Être conducteur secondaire sur la voiture des parents : quand c'est possible, quand c'est une fausse déclaration
Être déclaré conducteur secondaire sur le contrat d'un parent est légitime quand l'usage est réellement occasionnel : vous empruntez la voiture de temps en temps, le conducteur principal reste le parent. Cela vous permet de commencer à constituer un historique.
Ce montage devient une fausse déclaration quand vous êtes en réalité le conducteur principal : la voiture est à votre disposition, vous faites l'essentiel des kilomètres, elle est garée chez vous. L'article L113-8 du code des assurances prévoit la nullité du contrat en cas de fausse déclaration intentionnelle qui change l'objet du risque, même si le risque omis n'a eu aucune influence sur le sinistre. Les primes payées restent acquises à l'assureur.
Un courtier qui refuse par écrit ce montage quand il ne correspond pas à la réalité vous rend service : c'est le contrat à votre nom, même plus cher la première année, qui vous protège et qui construit votre bonus.

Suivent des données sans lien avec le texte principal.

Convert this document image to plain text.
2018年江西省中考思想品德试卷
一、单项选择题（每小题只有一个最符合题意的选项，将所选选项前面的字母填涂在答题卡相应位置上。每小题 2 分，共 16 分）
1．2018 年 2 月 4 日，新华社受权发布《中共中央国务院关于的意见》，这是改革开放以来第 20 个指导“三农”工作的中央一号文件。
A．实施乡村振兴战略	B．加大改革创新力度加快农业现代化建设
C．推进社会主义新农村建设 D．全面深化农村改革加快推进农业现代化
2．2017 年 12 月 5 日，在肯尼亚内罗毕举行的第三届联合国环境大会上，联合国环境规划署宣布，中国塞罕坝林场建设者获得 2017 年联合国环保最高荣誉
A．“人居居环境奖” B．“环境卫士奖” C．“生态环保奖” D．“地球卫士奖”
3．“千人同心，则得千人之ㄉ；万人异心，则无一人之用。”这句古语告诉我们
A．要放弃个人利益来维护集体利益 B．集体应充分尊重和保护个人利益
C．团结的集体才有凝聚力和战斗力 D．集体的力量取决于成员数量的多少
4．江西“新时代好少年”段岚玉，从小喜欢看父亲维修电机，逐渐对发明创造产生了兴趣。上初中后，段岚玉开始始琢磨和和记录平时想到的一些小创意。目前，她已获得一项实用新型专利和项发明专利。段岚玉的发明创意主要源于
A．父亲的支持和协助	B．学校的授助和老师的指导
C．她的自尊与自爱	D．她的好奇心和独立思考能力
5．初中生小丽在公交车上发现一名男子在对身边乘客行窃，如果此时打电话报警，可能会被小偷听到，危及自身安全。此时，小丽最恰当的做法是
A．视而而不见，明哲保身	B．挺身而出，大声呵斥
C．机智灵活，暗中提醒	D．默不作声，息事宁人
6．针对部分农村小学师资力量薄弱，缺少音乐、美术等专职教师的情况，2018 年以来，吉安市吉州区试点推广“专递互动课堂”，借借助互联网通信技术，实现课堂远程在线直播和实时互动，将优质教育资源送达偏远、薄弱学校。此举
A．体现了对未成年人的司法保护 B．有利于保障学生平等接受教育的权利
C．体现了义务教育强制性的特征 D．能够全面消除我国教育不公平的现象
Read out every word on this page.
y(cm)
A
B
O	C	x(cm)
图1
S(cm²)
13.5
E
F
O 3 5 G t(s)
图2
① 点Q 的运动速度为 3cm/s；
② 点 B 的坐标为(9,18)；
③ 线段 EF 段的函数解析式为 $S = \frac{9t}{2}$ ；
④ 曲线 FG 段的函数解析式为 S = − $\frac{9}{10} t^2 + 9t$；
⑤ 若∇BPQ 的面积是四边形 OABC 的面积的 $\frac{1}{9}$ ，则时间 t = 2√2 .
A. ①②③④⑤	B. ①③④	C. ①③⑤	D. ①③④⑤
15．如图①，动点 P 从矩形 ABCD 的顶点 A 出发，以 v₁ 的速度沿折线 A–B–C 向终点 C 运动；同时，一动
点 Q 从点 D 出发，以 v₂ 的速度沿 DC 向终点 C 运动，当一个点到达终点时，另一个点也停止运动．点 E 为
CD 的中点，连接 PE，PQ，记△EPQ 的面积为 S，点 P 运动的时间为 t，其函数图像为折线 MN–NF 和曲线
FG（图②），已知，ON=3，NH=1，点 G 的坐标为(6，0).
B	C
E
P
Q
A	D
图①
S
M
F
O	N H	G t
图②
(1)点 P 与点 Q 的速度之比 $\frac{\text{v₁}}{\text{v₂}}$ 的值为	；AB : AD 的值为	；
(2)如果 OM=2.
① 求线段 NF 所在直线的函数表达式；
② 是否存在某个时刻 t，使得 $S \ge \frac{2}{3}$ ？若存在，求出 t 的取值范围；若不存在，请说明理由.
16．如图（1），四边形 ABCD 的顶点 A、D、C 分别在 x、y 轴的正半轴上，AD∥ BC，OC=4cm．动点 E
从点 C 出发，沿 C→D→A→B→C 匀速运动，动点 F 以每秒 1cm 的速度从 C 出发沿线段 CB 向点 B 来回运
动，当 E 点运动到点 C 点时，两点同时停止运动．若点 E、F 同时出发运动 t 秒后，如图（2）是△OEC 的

Refus d'assurance : ce que dit la loi, et ce que fait un courtier avant
Un refus sur un formulaire en ligne n'est pas un refus du marché. Les comparateurs interrogent une liste d'assureurs avec des critères automatiques ; un jeune permis avec une voiture puissante ou un code postal exposé peut ne pas passer ces filtres. Un courtier présente le dossier à des compagnies qui ne figurent pas sur les comparateurs, et explique la situation.
Si tous les assureurs sollicités refusent, l'article L212-1 du code des assurances prévoit le Bureau central de tarification. Toute personne soumise à l'obligation d'assurance qui s'est vu opposer un refus peut le saisir ; il fixe la prime à laquelle l'assureur est tenu de garantir la responsabilité civile, et lui seul. Le refus de l'assureur doit mentionner cette possibilité. La saisine se fait dans les quinze jours du refus, par envoi recommandé, et le silence de l'assureur pendant plus de quinze jours vaut refus (article R250-2).
Le BCT est un dernier recours : il n'impose que la garantie obligatoire, pas le vol ni les dommages. Avant d'en arriver là, nous présentons le dossier réel, avec la date du permis, la conduite accompagnée s'il y en a eu, et le véhicule exact.